Besançon sous tension : un climat d’insécurité inquiétant au collège Diderot et ses environs

Besançon sous tension : un climat d’insécurité inquiétant au collège Diderot et ses environs

Une vague de violences et de menaces qui secoue Besançon

La ville de Besançon, en particulier le quartier de Planoise, est confrontée à une montée préoccupante des incidents dans ses établissements scolaires, notamment au collège Diderot. Le samedi 2 juin, un collégien récemment exclu a tiré un mortier sur la façade de l’établissement, provoquant la panique parmi élèves et personnel. Cet acte de violence s’inscrit dans un contexte de tensions croissantes liées à la présence d’armes en circulation, à la délinquance et au climat d’insécurité.

Un climat délétère au collège Diderot

Les membres de l’établissement dénoncent une atmosphère pesante où les violences et les menaces sont devenues monnaie courante. Frédéric Gautheron, élu au sein de l’établissement, évoque une période extrêmement tendue, avec des élèves armés en cours. Il souligne que plusieurs conseils de discipline ont été organisés pour faire face à la circulation d’armes comme couteaux, lacrymogènes ou même tasers. La situation a conduit le personnel à envisager un droit de retrait pour la reprise des cours, afin de garantir la sécurité des élèves et du personnel face à une violence de plus en plus présente.

Incidents et impulsion de violences dans le quartier

Ce contexte trouble ne se limite pas au collège, mais s’étend à tout le quartier de Planoise, où le trafic de stupéfiants contribue au climat de violence. Selon Frédéric Gautheron, les comportements des jeunes sont influencés par la présence des réseaux de drogue, qui ont un impact visible à l’intérieur et autour de l’établissement. Des élèves viennent désormais en classe armés, apportant des objets dangereux dans leur sac, sans toujours en faire usage mais symboles d’un environnement dégradé. La circulation d’armes et la violence dans le quartier ont également alimenté une peur collective chez les parents et l’ensemble de la communauté scolaire.

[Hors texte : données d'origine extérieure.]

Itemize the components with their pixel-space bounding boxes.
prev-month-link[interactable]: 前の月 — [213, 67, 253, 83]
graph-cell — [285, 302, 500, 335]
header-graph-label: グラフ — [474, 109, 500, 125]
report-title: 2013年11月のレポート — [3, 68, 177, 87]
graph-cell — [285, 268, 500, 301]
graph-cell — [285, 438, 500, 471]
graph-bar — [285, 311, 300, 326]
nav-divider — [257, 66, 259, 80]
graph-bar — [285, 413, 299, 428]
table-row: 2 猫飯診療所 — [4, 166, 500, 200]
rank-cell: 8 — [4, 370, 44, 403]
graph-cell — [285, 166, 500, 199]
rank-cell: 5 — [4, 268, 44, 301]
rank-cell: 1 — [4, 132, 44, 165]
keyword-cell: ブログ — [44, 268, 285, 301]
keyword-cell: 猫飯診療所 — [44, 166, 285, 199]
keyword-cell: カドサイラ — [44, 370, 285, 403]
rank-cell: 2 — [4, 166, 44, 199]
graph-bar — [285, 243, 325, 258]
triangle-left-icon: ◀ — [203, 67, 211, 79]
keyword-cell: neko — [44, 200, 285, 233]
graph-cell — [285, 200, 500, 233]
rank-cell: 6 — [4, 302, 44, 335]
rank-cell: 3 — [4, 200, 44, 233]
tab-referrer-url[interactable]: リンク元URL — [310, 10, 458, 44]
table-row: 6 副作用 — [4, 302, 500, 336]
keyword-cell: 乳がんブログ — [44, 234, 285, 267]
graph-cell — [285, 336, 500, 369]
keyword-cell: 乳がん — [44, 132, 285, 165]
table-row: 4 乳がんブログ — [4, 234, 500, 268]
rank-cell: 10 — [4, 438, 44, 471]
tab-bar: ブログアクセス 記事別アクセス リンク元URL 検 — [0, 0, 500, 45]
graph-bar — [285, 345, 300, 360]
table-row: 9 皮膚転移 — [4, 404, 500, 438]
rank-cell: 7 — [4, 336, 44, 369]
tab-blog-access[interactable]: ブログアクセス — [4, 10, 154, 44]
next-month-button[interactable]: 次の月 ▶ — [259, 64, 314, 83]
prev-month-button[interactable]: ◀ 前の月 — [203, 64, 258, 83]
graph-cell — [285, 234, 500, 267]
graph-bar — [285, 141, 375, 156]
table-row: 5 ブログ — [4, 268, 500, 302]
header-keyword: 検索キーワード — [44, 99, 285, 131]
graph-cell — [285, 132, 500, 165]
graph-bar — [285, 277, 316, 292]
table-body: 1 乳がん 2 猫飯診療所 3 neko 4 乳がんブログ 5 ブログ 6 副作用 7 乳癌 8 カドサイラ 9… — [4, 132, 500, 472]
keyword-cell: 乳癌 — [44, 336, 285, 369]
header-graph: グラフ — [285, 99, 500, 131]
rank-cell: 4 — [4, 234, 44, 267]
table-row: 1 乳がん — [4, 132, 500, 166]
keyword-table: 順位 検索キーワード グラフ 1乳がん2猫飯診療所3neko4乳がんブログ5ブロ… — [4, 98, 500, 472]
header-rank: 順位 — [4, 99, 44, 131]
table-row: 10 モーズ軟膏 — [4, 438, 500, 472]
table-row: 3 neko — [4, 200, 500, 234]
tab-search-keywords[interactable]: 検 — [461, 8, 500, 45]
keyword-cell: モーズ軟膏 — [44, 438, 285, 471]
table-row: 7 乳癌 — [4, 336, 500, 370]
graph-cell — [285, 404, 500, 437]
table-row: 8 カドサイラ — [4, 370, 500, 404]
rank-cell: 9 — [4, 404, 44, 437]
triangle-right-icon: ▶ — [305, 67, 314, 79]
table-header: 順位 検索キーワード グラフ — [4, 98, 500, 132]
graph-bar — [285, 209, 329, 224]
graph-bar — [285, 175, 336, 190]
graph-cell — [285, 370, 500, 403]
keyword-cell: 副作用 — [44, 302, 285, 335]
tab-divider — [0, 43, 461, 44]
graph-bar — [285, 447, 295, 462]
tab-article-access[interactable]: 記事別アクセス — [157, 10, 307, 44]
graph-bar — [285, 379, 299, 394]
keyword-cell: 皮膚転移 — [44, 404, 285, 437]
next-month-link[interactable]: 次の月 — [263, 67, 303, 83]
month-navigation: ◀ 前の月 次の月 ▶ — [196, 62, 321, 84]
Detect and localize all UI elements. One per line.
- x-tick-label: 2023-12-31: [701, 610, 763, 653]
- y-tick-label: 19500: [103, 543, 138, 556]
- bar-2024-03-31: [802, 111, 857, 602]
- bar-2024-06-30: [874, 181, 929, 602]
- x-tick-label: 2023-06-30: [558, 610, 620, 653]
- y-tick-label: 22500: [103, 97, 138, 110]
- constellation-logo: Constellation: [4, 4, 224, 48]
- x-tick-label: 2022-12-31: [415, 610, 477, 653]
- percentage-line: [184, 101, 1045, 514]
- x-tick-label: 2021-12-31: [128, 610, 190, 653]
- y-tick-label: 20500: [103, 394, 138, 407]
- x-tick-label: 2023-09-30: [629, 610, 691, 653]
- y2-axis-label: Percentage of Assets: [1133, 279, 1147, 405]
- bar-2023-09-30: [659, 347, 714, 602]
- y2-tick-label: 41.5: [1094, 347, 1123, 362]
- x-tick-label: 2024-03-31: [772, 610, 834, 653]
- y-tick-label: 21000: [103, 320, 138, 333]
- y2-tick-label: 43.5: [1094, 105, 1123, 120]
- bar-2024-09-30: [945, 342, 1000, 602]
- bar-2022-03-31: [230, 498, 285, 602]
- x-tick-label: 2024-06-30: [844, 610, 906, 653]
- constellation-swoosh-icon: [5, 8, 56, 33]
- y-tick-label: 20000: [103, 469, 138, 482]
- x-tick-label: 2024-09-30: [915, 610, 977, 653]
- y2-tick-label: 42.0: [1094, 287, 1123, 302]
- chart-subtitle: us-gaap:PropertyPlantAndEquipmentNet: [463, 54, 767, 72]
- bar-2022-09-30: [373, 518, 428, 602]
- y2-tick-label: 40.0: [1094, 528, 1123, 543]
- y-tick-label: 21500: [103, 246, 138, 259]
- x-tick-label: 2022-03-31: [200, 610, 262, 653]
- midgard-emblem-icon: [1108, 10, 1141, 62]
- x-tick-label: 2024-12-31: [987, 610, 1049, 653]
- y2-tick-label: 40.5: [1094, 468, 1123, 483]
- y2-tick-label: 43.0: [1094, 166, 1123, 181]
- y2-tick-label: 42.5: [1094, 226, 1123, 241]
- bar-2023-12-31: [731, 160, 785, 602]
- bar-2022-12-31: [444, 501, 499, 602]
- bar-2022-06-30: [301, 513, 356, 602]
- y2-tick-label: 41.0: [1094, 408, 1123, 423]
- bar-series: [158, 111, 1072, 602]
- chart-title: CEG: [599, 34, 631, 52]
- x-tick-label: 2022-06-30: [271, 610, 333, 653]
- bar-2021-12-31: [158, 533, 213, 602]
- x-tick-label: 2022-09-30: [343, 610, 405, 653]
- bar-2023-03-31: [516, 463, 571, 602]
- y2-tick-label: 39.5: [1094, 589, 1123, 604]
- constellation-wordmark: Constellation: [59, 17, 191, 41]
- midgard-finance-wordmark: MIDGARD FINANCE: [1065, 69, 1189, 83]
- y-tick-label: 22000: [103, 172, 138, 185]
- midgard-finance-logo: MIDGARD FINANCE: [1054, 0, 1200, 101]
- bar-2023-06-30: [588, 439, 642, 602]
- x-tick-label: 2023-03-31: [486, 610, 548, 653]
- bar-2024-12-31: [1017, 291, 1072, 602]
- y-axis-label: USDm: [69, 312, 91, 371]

Une réponse institutionnelle en cours

Face à cette situation alarmante, l’Éducation nationale, la préfecture et la justice s’emploient à renforcer l’accompagnement des établissements concernés. Samuel Rouzet, inspecteur académique, indique que des mesures sont prises pour sécuriser l’école et soutenir les élèves et le personnel. Il souligne que des dispositifs spécifiques sont mis en œuvre pour lutter contre la délinquance et prévenir la circulation d’armes à l’intérieur des écoles. Cependant, la gravité des incidents oblige à une réflexion profonde sur les moyens de restaurer un climat serein et sécurisé dans ce quartier sensible de Besançon.

Ce contexte particulier montre à quel point la ville doit faire face à des enjeux majeurs de sécurité, mêlant délinquance, influence des réseaux et tensions éducatives. La mobilisation des acteurs locaux et régionaux reste essentielle pour redonner confiance et stabilité à ces jeunes Besançonnais, dont l’avenir dépend aussi d’un environnement sécurisé où ils peuvent apprendre et évoluer dans la paix.